Pada awalnya strategi pembelajaran inquiry banyak diterapkan dalam ilmu-ilmu alam. Namun para ahli pendidikan ilmu sosial untuk mengadopsi strategi penyelidikan disebut penyelidikan sosial. Hal ini didasarkan pada asumsi pentingnya belajar IPS di masyarakat yang semakin cepat berubah, seperti yang diusulkan disebutkan oleh Robert A. Wilkinds di Wina Sanjaya (2006: 205) menyatakan bahwa dalam kehidupan masyarakat yang terus bervariasi dalam ukuran, mengajar sosial studi harus menekankan pengembangan pemikiran, ledakan pengetahuan menuntut perubahan pola mengajar dari yang hanya sekedar mengingat fakta bahwa biasanya dilakukan melalui strategi pembelajaran dan kuliah (kuliah) atau dengan metode latihan (drill) di tradisional pola, ke dalam pengembangan keterampilan berpikir kritis.
strategi yang dapat mengembangkan kemampuan berpikir itu adalah strategi penyelidikan sosial belajar.
Menurut Bruce Joyce di Wina Sanjaya (2006: 205) adalah penyelidikan sosial strategi sosial kelompok subkelompok konsep masyarakat belajar.

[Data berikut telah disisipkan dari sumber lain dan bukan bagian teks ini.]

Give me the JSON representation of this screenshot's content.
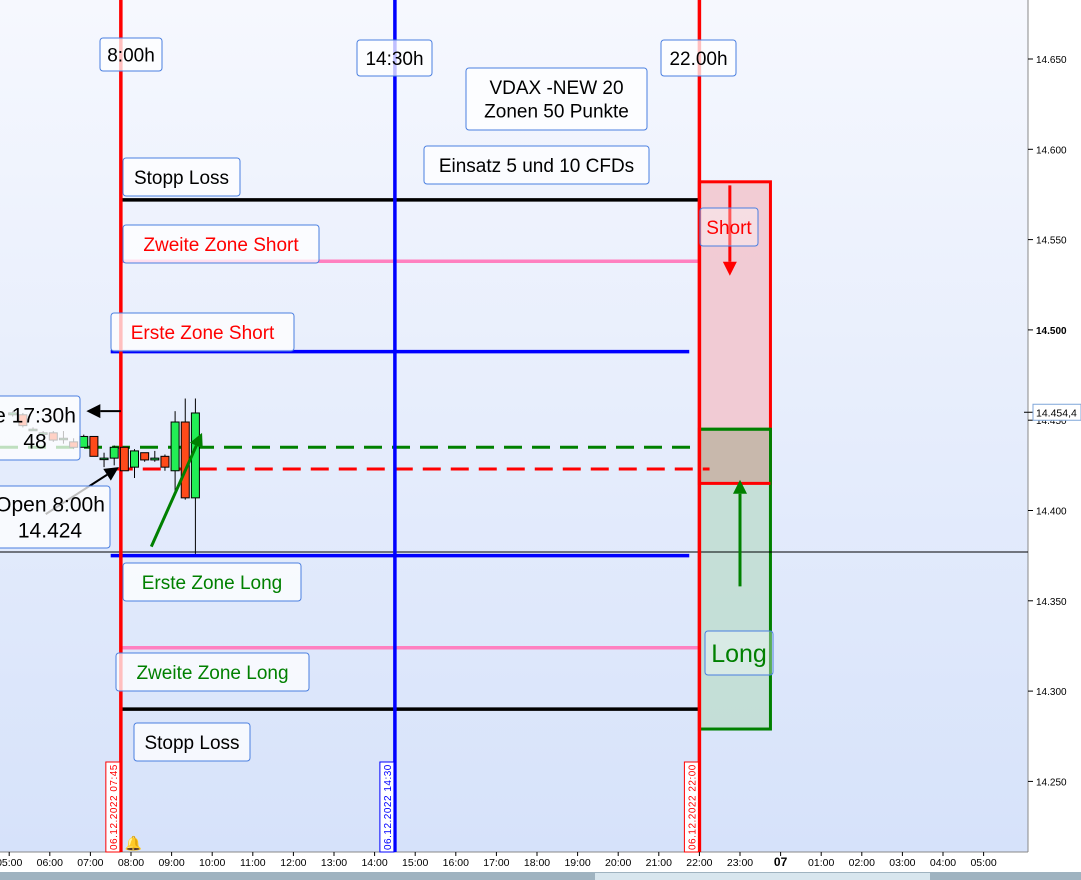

Subkelompok didasarkan pada asumsi bahwa metode pendidikan bertujuan untuk mengembangkan anggota masyarakat yang ideal yang dapat hidup dan dapat meningkatkan kualitas kehidupan masyarakat. Oleh karena itu siswa harus diberi pengalaman yang memadai bagaimana memecahkan masalah yang timbul di masyarakat. Melalui pengalaman bahwa setiap individu akan mampu membangun pengetahuan yang berguna untuk diri mereka sendiri dan masyarakat.
Kesulitan saat mengaplikasikan strategy inquiry social ( spi )

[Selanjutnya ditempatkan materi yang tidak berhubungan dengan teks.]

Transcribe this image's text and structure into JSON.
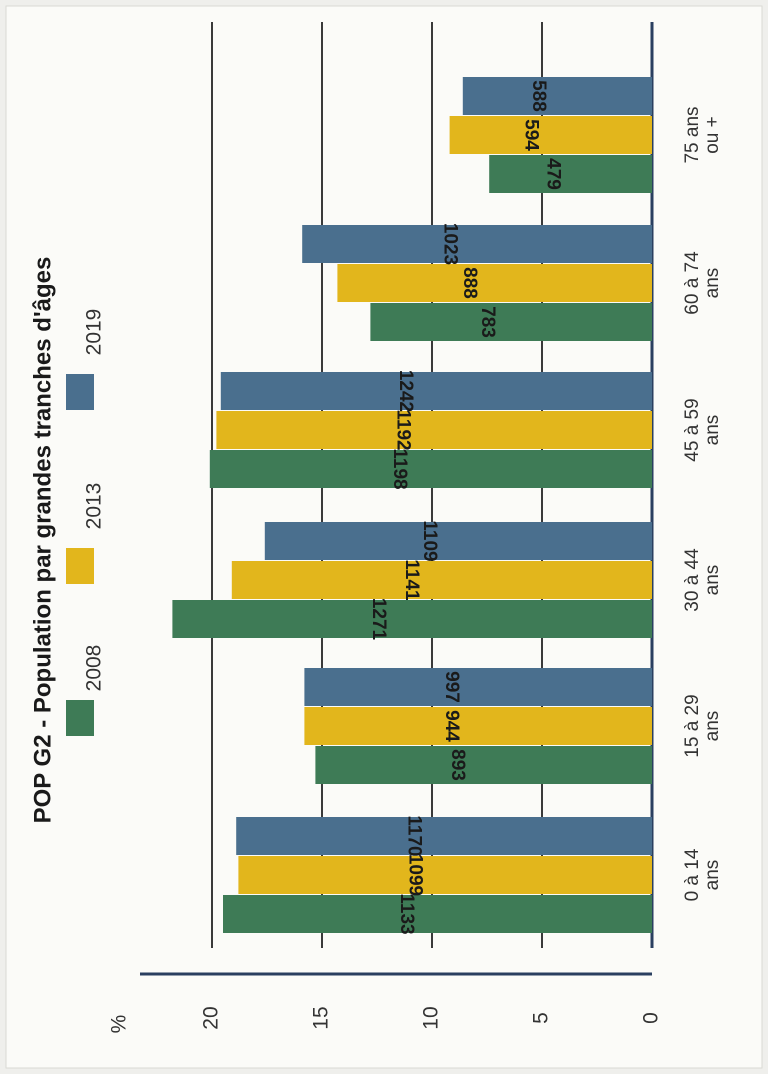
{
  "chart_data": {
    "type": "bar",
    "orientation": "rotated-90-counterclockwise",
    "title": "POP G2 - Population par grandes tranches d'âges",
    "ylabel": "%",
    "ylim": [
      0,
      22
    ],
    "yticks": [
      "0",
      "5",
      "10",
      "15",
      "20"
    ],
    "grid": true,
    "legend_position": "top",
    "categories": [
      [
        "0 à 14",
        "ans"
      ],
      [
        "15 à 29",
        "ans"
      ],
      [
        "30 à 44",
        "ans"
      ],
      [
        "45 à 59",
        "ans"
      ],
      [
        "60 à 74",
        "ans"
      ],
      [
        "75 ans",
        "ou +"
      ]
    ],
    "series": [
      {
        "name": "2008",
        "color": "#3e7b56",
        "values": [
          19.5,
          15.3,
          21.8,
          20.1,
          12.8,
          7.4
        ],
        "labels": [
          "1133",
          "893",
          "1271",
          "1198",
          "783",
          "479"
        ]
      },
      {
        "name": "2013",
        "color": "#e2b61c",
        "values": [
          18.8,
          15.8,
          19.1,
          19.8,
          14.3,
          9.2
        ],
        "labels": [
          "1099",
          "944",
          "1141",
          "1192",
          "888",
          "594"
        ]
      },
      {
        "name": "2019",
        "color": "#4a6f8e",
        "values": [
          18.9,
          15.8,
          17.6,
          19.6,
          15.9,
          8.6
        ],
        "labels": [
          "1170",
          "997",
          "1109",
          "1242",
          "1023",
          "588"
        ]
      }
    ]
  }
}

SPI merupakan salah satu strategi yang dianggap baru, terutama di Indonesia. Sebagai strategi baru, dalam prakteknya ada beberapa kesulitan.
Pertama, SPI merupakan strategi pembelajaran yang menekankan pada proses berpikir yang mengandalkan dua sayap sama pentingnya, yaitu proses pembelajaran dan hasil belajar. Selama ini guru yang akrab dengan pola pembelajaran sebagai proses menyampaikan informasi yang lebih menekankan pada hasil belajar, banyak yang keberatan dengan perubahan pola mengajar. Bahkan, ada guru yang berpikir SPI sebagai strategi yang tidak dapat diterapkan karena tidaak sesuai dengan budaya dan sistem pendidikan di Indonesia. Memang, untuk mengubah kebiasaan bukanlah pekerjaan mudah, terutama sifat guru yang cenderung konvensional sulit untuk menerima pembaruan.

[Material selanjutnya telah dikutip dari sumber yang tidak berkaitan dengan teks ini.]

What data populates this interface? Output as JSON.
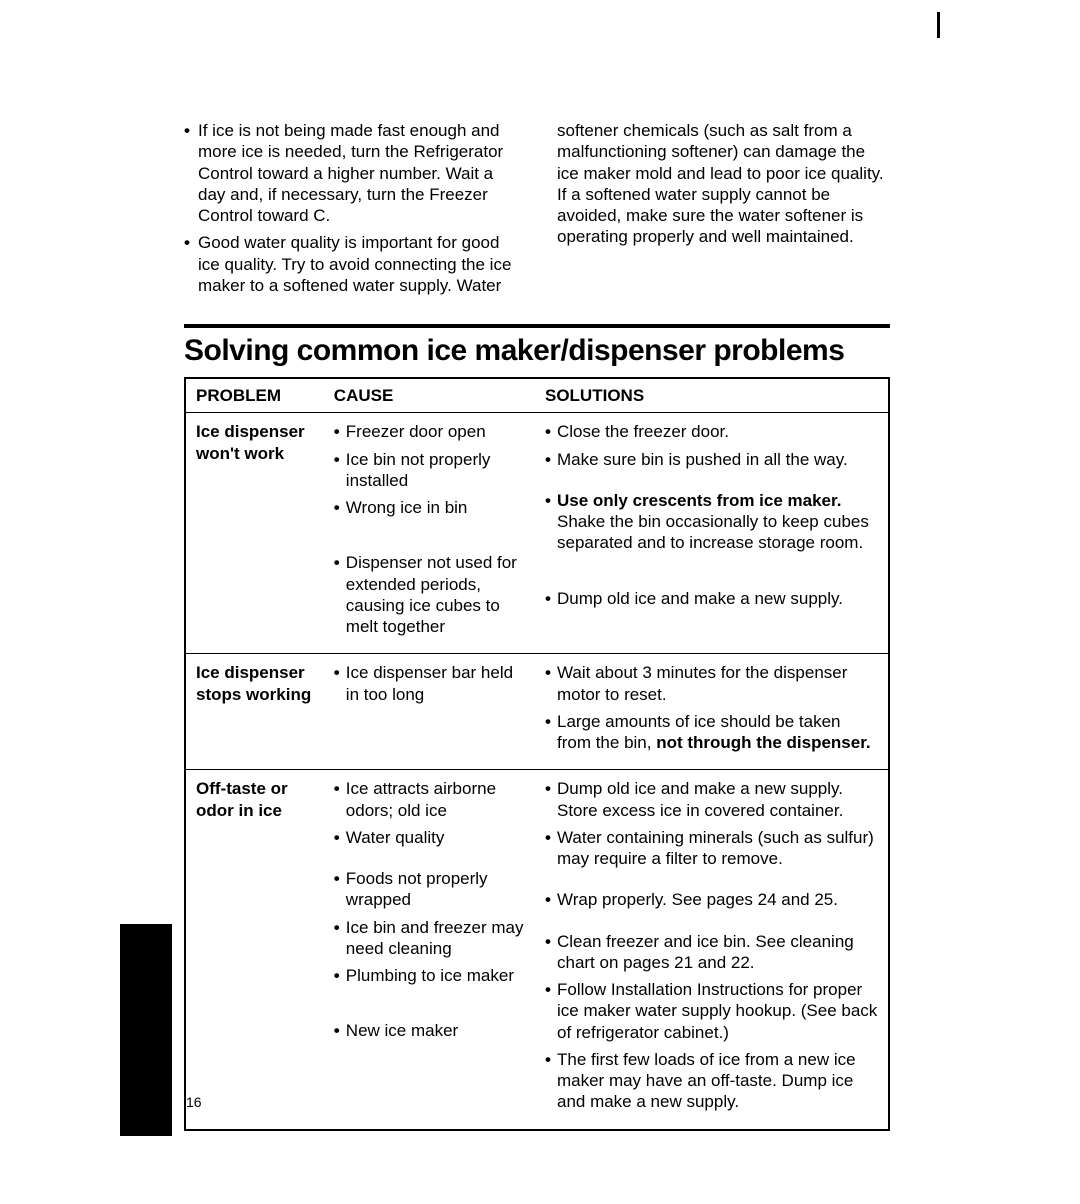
{
  "page_number": "16",
  "intro": {
    "left_bullets": [
      "If ice is not being made fast enough and more ice is needed, turn the Refrigerator Control toward a higher number. Wait a day and, if necessary, turn the Freezer Control toward C.",
      "Good water quality is important for good ice quality. Try to avoid connecting the ice maker to a softened water supply. Water"
    ],
    "right_text": "softener chemicals (such as salt from a malfunctioning softener) can damage the ice maker mold and lead to poor ice quality. If a softened water supply cannot be avoided, make sure the water softener is operating properly and well maintained."
  },
  "section_title": "Solving common ice maker/dispenser problems",
  "table": {
    "headers": {
      "problem": "PROBLEM",
      "cause": "CAUSE",
      "solutions": "SOLUTIONS"
    },
    "rows": [
      {
        "problem": "Ice dispenser won't work",
        "causes": [
          {
            "text": "Freezer door open"
          },
          {
            "text": "Ice bin not properly installed"
          },
          {
            "text": "Wrong ice in bin"
          },
          {
            "text": "Dispenser not used for extended periods, causing ice cubes to melt together",
            "gap": "big"
          }
        ],
        "solutions": [
          {
            "text": "Close the freezer door."
          },
          {
            "text": "Make sure bin is pushed in all the way."
          },
          {
            "html": "<span class='b'>Use only crescents from ice maker.</span> Shake the bin occasionally to keep cubes separated and to increase storage room.",
            "gap": "small"
          },
          {
            "text": "Dump old ice and make a new supply.",
            "gap": "big"
          }
        ]
      },
      {
        "problem": "Ice dispenser stops working",
        "causes": [
          {
            "text": "Ice dispenser bar held in too long"
          }
        ],
        "solutions": [
          {
            "text": "Wait about 3 minutes for the dispenser motor to reset."
          },
          {
            "html": "Large amounts of ice should be taken from the bin, <span class='b'>not through the dispenser.</span>"
          }
        ]
      },
      {
        "problem": "Off-taste or odor in ice",
        "causes": [
          {
            "text": "Ice attracts airborne odors; old ice"
          },
          {
            "text": "Water quality"
          },
          {
            "text": "Foods not properly wrapped",
            "gap": "small"
          },
          {
            "text": "Ice bin and freezer may need cleaning"
          },
          {
            "text": "Plumbing to ice maker"
          },
          {
            "text": "New ice maker",
            "gap": "big"
          }
        ],
        "solutions": [
          {
            "text": "Dump old ice and make a new supply. Store excess ice in covered container."
          },
          {
            "text": "Water containing minerals (such as sulfur) may require a filter to remove."
          },
          {
            "text": "Wrap properly. See pages 24 and 25.",
            "gap": "small"
          },
          {
            "text": "Clean freezer and ice bin. See cleaning chart on pages 21 and 22.",
            "gap": "small"
          },
          {
            "text": "Follow Installation Instructions for proper ice maker water supply hookup. (See back of refrigerator cabinet.)"
          },
          {
            "text": "The first few loads of ice from a new ice maker may have an off-taste. Dump ice and make a new supply."
          }
        ]
      }
    ]
  }
}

Kedua, karena lama tertanam dalam budaya belajar siswa pembelajaran yang pada dasarnya adaalah menerima materi pelajaran dari guru, sehingga bagi guru adalah sumber utama dari studi di luar negeri. Karena seperti budaya belajar terbentuk dan menjadi kebiasaan, akan sulit untuk mengubah pola belajar mereka dengan belajar manjadikan sebagai proses berpikir.
Ketiga, terkait dengan sistem pendidikan kita yang dianggap tidak konsisten. Sebagai contoh, sistem pendidikan menunjukkan bahwa proses pembelajaran harus menggunakan pola belajar yang dapat mengembangkan kemampuan berpikir melalui pendekatan belajar aktif siswa, yang lebih dikenal dengan CBSA, atau melalui menganjurkan penggunaan kurikulum berbasis kompetensi (KBK) , tetapi pada sistem evaluasi sisi lain yang masih digunakan misalnya sistem nasional ujian akhir (UAS) berorientasi pada pengembangan aspek kognitif. Hal ini dapat menambah kebingungan, guru praktek di lapangan, apakah akan menerapkan pola pembelajaran menggunakan penyelidikan sebagai strategi pembelajaran yang menekankan pada proses belajar, atau akan mengembangkan pola pembelajaran yang diarahkan agar siswa dapat bekerja atau pertanyaan jawaban hafalan.